Friday, September 25, 2015

Danny Kaye’s Symphonious Sidekick

Orchestra leader Paul Weston (at far left, on Danny Kaye's right) could be a goofy foil to Danny and was a fine comedian in his own right.
I’m anxious to see next month’s DVD release of a new batch of Danny Kaye Show episodes, containing several I’ve never seen before and most of which have never been rebroadcast since their airing 50 years ago.

Yet from our vantage point, watching the series today is a vastly different experience, apart from the styles in music, comedy, pacing and fashion. Many of Kaye’s once-big-name special guests are now all but forgotten, including one minor celebrity who was there every single week for four years: his orchestra conductor, Paul Weston.

Those unfamiliar with Weston may look back on his playful exchanges with Danny or his occasional appearances in songs or sketches, and assume he was some sort of “Ed McMahon” character, over whose jolly, diminutive head many of Kaye’s jokes would sail. In fact, in addition to being an accomplished conductor, arranger, composer and pianist, Paul was also an veteran comedian. For decades, he and his wife, singer Jo Stafford, created a series of comedy albums, in which they played an unconventional lounge act, Jonathan and Darlene Edwards.

But what most of the Danny Kaye Show crew I interviewed for my book Danny Kaye: King of Jesters remembered was just how beloved Weston was.

As production assistant Maggie Warren Scott recalled in her unpublished memoirs “When It Was Fun”:

We all loved Paul Weston, the orchestra conductor. What a great, great guy, and what a sense of humor. Danny loved to sing and I think he thought he knew more than he did about music.

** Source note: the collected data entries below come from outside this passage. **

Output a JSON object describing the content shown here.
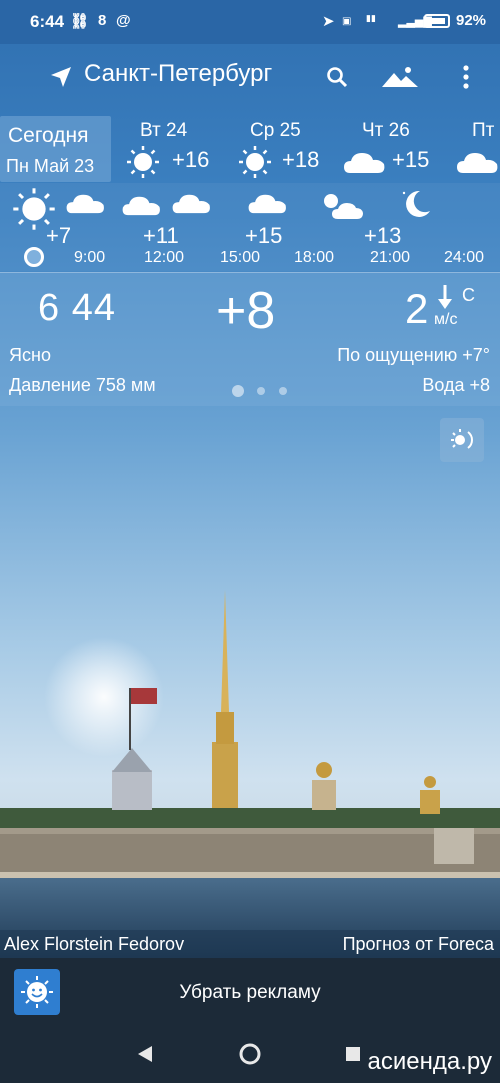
{
  "status_bar": {
    "time": "6:44",
    "temp_indicator": "8",
    "battery_percent": "92%"
  },
  "header": {
    "city": "Санкт-Петербург",
    "icons": [
      "location-arrow-icon",
      "search-icon",
      "mountain-icon",
      "more-vert-icon"
    ]
  },
  "days": {
    "today_label": "Сегодня",
    "today_date": "Пн Май 23",
    "items": [
      {
        "label": "Вт 24",
        "temp": "+16",
        "icon": "sun-icon"
      },
      {
        "label": "Ср 25",
        "temp": "+18",
        "icon": "sun-icon"
      },
      {
        "label": "Чт 26",
        "temp": "+15",
        "icon": "cloud-icon"
      },
      {
        "label": "Пт",
        "temp": "",
        "icon": "cloud-icon"
      }
    ]
  },
  "hourly": {
    "temps": [
      "+7",
      "+11",
      "+15",
      "+13"
    ],
    "times": [
      "9:00",
      "12:00",
      "15:00",
      "18:00",
      "21:00",
      "24:00"
    ]
  },
  "current": {
    "time": "6 44",
    "temp": "+8",
    "wind_speed": "2",
    "wind_dir": "С",
    "wind_unit": "м/с",
    "condition": "Ясно",
    "feels_like": "По ощущению +7°",
    "pressure": "Давление 758 мм",
    "water": "Вода +8"
  },
  "credits": {
    "photo_author": "Alex Florstein Fedorov",
    "provider": "Прогноз от Foreca"
  },
  "ad": {
    "remove_ads": "Убрать рекламу"
  },
  "watermark": "асиенда.ру",
  "colors": {
    "status_bar": "#2a66a6",
    "sky_top": "#2f6fb0",
    "ad_bar": "#1c2a38"
  }
}
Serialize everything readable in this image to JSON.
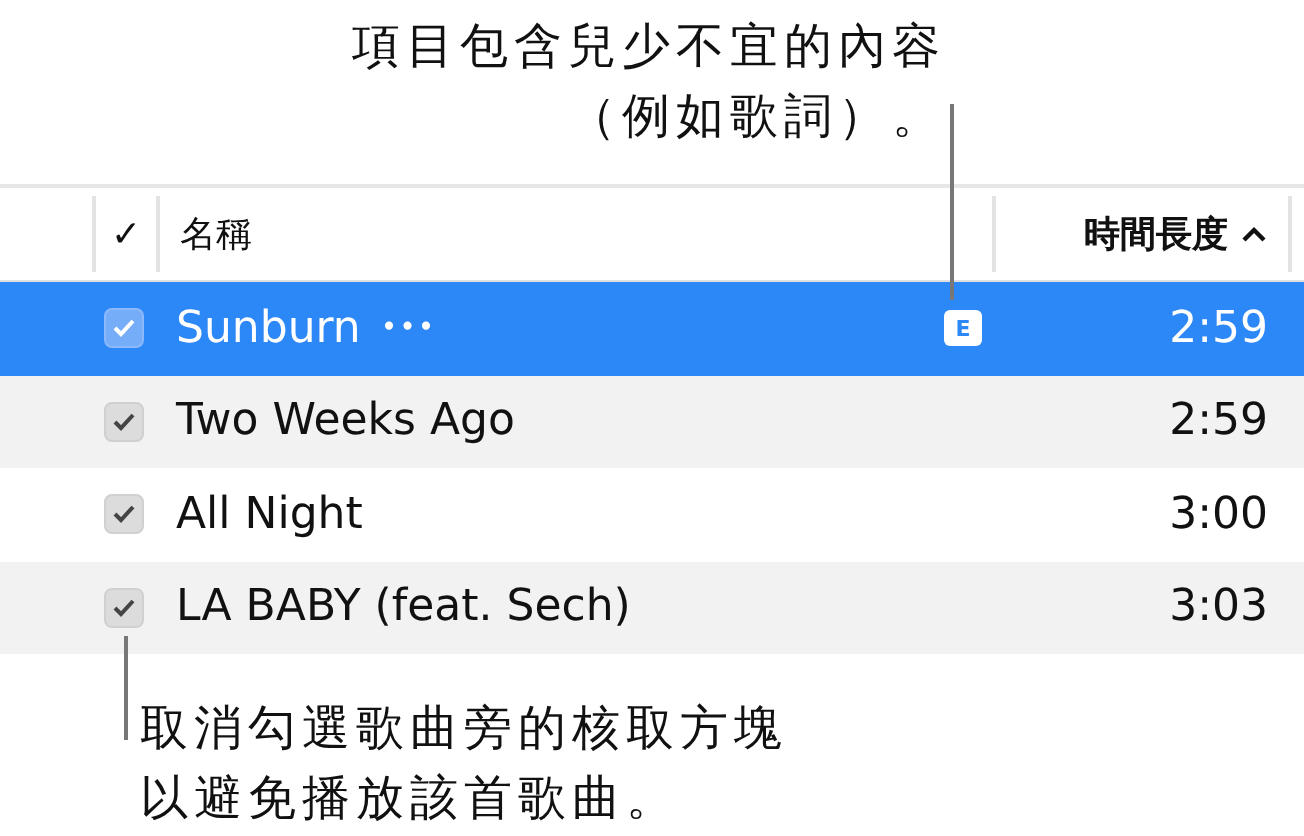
{
  "callout_top": {
    "lines": [
      "項目包含兒少不宜的內容",
      "（例如歌詞）。"
    ]
  },
  "table": {
    "columns": [
      {
        "kind": "check",
        "label": "✓"
      },
      {
        "kind": "name",
        "label": "名稱"
      },
      {
        "kind": "duration",
        "label": "時間長度"
      }
    ],
    "rows": [
      {
        "title": "Sunburn",
        "more": "•••",
        "badge": "E",
        "duration": "2:59",
        "checked": true,
        "selected": true
      },
      {
        "title": "Two Weeks Ago",
        "duration": "2:59",
        "checked": true,
        "selected": false
      },
      {
        "title": "All Night",
        "duration": "3:00",
        "checked": true,
        "selected": false
      },
      {
        "title": "LA BABY (feat. Sech)",
        "duration": "3:03",
        "checked": true,
        "selected": false
      }
    ]
  },
  "callout_bottom": {
    "lines": [
      "取消勾選歌曲旁的核取方塊",
      "以避免播放該首歌曲。"
    ]
  }
}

One evening during musical rehearsal, Paul was conducting and Danny gave him one of his “looks” and said, “The tempo’s slowing up.”

Paul, without losing a beat, looked over his shoulder and said, “Not over here, it ain’t!” Paul just kept going.

Another tempo problem one day, Danny gave Paul the glare and Paul was sitting on his stool watching Danny. The song had already been prerecorded.

There was one time that Danny got back at Paul, big time. The audience was in and the orchestra guys were in their seats. Paul hadn’t come in yet. Danny went over to the orchestra and whispered something to them.

We always opened Danny’s show with him making an entrance and then he would go into his opening number. Paul entered, went to his podium, got the cue from the booth, raised his baton, and started. The musicians just sat there. Paul tried again and nothing. Finally, off stage, Danny was in hysterics and Paul knew he had been had, BIG TIME!

We all had out own “areas,” as we called them. When you got into someone else’s area, it was, “Stay in your own area!” Paul would leave the bandstand and run over with his comments about a sketch, a prop, or anything he felt was wrong, and we would say, “Stay in your own area!”

Someone got a piece of carpet and put it under Paul’s stool and music stand, so that every time he’d start to move, it was, “Get back on your carpet and stay in your own area!”

Paul had now named the City Slicker (a bar near CBS studios), the “Chicken Room.” After every show we would invade the “Chicken Room.” Every Saturday night, the phone would ring and it would be Jo Stafford, one of the all-time great singers and Paul’s wife. She would ask, “Has Paul left yet?”

The anwer, “Oh, yeah, he just left.” You want to bet?

1 comment:

  1. Paul always seemed like a very nice guy on the show. It looked like Danny was sometimes a little acerbic to him, and made cutting remarks, but Paul seemed to let his boss's comments roll off his back and just kept on smiling. I admired his composure. He was also a great musician and excellent accompanist when Danny sang a song.